I threw one in the fridge and stashed the other four in my beer cellar for aging. This is another rare occasion where cellaring a beer is a good thing, I don’t normally recommend you do that. As soon as you begin to pour BCBS into your glass there’s an instantaneous feeling of quality that doesn’t normally come from a sudsy liquid. The aroma is intense with booze, chocolate, coffee, & some vanilla. It definitely lives up to the hype and the wait. Just a single sip packs more flavorful punch than 90% of the beers I’ve ever tried. But take this one slow, it’s a “sipping” beer at 14.2% alcohol by volume! That’s stronger than most wines you can find and the “Rare BCBS” gets all the way up to 14.5% ABV. This is a definite treat for dark beer lovers or bourbon drinkers to enjoy if you can find some in stores or on tap somewhere. Or maybe you can talk me into sharing a bottle with you (good luck).

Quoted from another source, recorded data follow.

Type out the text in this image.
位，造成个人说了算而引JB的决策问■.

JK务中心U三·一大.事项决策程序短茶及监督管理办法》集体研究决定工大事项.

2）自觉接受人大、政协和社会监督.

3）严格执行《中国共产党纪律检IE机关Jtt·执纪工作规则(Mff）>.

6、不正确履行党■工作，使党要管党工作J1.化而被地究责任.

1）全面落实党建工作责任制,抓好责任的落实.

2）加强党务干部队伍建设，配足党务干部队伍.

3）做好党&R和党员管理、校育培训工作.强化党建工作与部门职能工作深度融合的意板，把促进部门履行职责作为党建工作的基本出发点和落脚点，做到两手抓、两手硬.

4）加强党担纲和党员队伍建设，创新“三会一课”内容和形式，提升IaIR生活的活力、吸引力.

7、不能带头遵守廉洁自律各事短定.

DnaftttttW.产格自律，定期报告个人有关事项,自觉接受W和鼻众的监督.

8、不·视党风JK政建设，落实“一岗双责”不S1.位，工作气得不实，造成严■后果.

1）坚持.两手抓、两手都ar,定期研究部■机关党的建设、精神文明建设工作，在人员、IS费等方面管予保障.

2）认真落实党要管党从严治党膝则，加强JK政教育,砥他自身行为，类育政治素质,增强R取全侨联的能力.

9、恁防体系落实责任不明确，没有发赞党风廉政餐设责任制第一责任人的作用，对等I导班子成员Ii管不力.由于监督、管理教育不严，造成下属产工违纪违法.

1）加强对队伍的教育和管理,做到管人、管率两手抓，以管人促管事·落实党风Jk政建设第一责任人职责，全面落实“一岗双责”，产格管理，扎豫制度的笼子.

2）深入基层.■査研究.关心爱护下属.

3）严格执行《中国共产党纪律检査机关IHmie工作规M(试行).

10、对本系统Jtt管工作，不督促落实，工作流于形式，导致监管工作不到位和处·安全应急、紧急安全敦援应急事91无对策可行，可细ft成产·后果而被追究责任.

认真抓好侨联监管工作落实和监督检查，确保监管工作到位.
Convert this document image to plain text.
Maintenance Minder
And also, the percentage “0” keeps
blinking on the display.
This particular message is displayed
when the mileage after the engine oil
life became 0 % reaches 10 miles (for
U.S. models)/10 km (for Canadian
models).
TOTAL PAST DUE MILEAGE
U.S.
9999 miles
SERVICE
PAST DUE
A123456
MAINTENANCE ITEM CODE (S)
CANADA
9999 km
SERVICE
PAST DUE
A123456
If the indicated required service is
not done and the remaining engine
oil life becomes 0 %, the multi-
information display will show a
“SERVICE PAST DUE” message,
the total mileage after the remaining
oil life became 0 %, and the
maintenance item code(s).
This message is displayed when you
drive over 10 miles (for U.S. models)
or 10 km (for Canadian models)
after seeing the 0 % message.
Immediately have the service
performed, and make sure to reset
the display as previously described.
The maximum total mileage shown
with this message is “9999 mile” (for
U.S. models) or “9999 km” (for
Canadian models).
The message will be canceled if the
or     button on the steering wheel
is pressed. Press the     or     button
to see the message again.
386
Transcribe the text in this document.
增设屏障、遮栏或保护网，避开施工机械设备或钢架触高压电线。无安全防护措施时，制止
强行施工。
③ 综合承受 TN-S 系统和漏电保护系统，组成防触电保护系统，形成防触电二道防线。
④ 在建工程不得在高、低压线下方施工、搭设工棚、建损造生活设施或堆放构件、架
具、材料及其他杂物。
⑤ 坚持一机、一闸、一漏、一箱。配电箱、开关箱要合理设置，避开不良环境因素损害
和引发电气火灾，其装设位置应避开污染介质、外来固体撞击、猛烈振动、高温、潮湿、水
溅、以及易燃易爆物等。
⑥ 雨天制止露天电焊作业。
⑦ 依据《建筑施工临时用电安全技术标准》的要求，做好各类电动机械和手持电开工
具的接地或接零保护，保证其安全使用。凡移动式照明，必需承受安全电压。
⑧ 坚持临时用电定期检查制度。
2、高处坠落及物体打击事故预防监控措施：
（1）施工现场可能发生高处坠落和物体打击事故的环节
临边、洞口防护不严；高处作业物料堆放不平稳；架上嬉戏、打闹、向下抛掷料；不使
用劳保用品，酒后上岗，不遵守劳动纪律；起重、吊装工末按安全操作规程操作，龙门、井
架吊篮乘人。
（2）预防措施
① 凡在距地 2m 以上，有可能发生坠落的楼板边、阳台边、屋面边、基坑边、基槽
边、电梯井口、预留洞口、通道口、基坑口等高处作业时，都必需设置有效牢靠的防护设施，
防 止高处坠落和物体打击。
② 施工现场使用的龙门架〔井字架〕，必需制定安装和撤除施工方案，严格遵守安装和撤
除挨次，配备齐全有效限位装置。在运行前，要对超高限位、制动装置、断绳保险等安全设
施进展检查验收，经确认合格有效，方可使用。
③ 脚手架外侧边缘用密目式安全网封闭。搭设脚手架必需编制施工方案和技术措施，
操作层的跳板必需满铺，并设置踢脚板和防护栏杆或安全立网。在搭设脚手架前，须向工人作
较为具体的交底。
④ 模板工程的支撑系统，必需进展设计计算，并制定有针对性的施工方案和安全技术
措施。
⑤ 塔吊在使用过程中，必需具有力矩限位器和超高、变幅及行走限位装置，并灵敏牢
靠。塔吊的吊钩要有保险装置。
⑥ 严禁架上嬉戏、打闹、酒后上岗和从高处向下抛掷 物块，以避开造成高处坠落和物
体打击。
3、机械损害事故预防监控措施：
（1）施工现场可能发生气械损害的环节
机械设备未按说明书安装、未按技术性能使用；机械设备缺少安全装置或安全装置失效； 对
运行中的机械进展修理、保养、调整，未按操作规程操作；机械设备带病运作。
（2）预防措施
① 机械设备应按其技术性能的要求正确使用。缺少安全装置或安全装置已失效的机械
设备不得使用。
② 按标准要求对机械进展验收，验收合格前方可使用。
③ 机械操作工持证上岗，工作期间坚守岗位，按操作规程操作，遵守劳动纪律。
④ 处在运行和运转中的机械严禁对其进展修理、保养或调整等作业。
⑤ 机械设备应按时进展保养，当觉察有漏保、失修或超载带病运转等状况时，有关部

There’s no need for me to recommend this beer to you, its history and hype speak for itself. My only suggestion is be ready for a very different and special beer experience, savor it. I’m glad I was finally able to try the infamous Goose Island Bourbon County Brand Stout. That’s one more step to true beer geekism for me. I hope you are able to find some as well – let me know what you think of it.